How to Effectively Control Depth of Field

Depth of field is one of the most important aspects of any shot. It can guide the viewer’s eye to the area of the scene you want them to look at while also eliminating distractions in the background or foreground.

The technical side of it can also ensure that everything you need in focus is, in fact, in focus and clear for the view. And, there’s the creative aspect where shallow or deep depth of field just looks better.

Director/cinematographer Jason J. Tomaric from FilmSkills put together an informative video explaining how filmmakers can control the depth of field in their images and what impact that can have on the shot.

The choice of how much depth of field one needs is creative. The act of controlling the amount of depth of field is highly technical. Balancing both of these needs is key to good cinematography.

Let’s define depth of field. In the simplest terms, depth of field refers to the area where objects are in acceptable focus. There are a couple technical reasons that will affect your ability to control depth of field.

Size of Image Sensor/Area

Image Credit Sony

In very general ideas, the larger your sensor or film, the shallower you can get your depth of field. Technically this isn’t exactly the case since there are so many pieces to actual depth of field, but for most people the larger sensors are a quick way to achieve that look. Conversely, the smaller the sensor the deeper the depth of field.


Probably among the biggest control points for depth of field is the aperture. Closing the aperture will increase depth of field while opening it will make it shallower. This is why lens choice is super important. An f/1.4 lens can create an image with a much shallower depth of field than a similar lens that only reaches f/2.8.

Focal Length

Image Credit: Vazen

If you are talking purely about how most people use different focal length lenses, you will probably notice that longer focal length lenses have an easier job getting a shallow depth of field. Practically speaking, since the lens allows you to change perspective and your distance from the subject that is how you are getting the shallower depth of field.

Distance from the Lens

This is one of the least understood aspects of depth of field – and the bane of all macro photographers. Distance from the lens will affect your depth of field dramatically.
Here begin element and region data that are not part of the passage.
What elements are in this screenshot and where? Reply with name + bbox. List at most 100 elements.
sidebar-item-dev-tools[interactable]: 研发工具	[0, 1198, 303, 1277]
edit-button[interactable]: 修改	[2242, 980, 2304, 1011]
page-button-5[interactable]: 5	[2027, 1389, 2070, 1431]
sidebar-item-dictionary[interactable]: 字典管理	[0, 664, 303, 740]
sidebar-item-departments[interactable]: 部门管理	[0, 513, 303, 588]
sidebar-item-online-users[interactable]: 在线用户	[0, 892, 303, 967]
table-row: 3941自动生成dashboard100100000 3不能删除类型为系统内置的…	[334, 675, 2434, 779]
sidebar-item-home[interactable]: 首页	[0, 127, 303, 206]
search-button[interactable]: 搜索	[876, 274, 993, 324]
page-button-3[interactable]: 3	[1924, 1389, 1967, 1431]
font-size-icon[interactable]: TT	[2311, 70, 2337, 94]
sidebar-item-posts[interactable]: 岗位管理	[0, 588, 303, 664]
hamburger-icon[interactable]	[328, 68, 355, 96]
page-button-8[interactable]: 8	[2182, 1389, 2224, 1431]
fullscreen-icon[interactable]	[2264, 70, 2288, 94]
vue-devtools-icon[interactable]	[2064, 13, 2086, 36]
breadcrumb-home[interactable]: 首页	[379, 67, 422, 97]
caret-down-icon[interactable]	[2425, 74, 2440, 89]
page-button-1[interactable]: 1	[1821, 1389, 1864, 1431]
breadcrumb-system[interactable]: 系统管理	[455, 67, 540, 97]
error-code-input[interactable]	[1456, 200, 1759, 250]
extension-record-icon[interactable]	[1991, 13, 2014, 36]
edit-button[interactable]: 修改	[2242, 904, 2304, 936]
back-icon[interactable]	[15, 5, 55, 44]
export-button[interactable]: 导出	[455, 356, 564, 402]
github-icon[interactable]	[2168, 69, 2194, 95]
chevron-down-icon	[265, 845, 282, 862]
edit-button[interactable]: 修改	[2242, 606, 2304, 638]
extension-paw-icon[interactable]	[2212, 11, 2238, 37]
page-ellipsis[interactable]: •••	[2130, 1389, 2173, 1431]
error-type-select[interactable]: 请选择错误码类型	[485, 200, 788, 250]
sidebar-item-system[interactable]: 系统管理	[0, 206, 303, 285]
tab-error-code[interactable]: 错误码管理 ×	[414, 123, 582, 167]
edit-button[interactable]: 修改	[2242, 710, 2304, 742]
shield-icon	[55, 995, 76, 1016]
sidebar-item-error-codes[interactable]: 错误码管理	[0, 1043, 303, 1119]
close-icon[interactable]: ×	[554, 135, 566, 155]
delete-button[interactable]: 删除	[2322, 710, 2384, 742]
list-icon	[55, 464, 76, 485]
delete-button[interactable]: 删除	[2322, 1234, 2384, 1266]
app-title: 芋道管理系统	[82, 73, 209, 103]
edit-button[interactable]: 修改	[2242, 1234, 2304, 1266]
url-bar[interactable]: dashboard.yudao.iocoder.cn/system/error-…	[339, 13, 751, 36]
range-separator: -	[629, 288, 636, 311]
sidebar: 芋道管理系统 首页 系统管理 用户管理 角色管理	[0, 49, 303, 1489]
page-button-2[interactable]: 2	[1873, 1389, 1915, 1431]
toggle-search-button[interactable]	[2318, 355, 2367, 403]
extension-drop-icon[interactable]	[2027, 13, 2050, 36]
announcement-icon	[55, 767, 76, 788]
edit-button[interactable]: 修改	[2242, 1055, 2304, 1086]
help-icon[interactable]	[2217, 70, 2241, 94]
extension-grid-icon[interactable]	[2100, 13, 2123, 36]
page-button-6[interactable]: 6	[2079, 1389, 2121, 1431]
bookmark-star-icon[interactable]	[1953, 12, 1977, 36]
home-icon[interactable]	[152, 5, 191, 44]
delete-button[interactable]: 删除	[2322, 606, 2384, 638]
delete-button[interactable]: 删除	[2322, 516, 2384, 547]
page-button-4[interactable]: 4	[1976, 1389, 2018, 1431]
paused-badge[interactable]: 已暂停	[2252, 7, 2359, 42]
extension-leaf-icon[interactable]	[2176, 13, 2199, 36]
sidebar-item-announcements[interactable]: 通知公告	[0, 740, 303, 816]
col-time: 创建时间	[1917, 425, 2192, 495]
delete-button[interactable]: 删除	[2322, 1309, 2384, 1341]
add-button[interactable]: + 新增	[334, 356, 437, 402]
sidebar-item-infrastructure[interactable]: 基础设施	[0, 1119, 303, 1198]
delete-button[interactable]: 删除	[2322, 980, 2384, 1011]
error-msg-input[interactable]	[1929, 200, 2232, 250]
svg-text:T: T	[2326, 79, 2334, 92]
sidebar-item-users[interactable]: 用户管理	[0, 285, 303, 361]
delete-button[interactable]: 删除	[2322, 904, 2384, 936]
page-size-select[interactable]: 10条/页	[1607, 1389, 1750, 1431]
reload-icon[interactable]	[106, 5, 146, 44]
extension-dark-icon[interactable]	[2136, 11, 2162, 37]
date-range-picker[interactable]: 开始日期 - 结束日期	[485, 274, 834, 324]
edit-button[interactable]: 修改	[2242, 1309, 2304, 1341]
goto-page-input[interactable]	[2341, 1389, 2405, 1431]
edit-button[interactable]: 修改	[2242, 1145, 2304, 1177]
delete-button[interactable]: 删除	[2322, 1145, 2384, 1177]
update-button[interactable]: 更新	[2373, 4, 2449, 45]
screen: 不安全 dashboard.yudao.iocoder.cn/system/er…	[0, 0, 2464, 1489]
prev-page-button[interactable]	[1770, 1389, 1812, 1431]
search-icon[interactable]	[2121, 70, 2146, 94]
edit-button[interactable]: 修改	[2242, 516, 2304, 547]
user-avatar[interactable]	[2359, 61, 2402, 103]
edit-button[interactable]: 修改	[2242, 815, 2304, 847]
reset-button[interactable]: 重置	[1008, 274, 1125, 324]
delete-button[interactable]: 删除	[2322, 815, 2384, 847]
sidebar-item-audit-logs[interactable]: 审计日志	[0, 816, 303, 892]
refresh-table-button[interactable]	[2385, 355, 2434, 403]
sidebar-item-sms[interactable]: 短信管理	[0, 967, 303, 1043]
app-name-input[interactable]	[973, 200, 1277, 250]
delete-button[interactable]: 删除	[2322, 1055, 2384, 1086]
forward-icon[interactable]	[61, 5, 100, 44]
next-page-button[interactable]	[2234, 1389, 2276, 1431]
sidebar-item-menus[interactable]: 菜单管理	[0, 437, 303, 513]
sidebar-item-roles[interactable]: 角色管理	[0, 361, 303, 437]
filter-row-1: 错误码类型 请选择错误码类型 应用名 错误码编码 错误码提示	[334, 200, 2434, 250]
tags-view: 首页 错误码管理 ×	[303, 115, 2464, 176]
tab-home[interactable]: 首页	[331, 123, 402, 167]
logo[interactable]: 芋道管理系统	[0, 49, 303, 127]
The closer you are the shallower the depth of field even at all the same aperture settings.

Why Does This Matter?

Depth of field is an important tool for filmmakers. 

  • Provides a focused point for the audience to look in the frame.
  • Aesthetics are impacted.
  • When combined with focal length choices the emotion of the scene/shot are affected.

Examples include focusing on a single character in a scene to create a deeper connection with the subject. Or using deep depth of field to capture an epic landscape.

Do you have any suggestions for how to use depth of field creatively? My take is that you shouldn’t just set all your lenses wide open and forget about it. Many new filmmakers equate shallow depth of field with good without considering why they are shooting with shallow depth of field.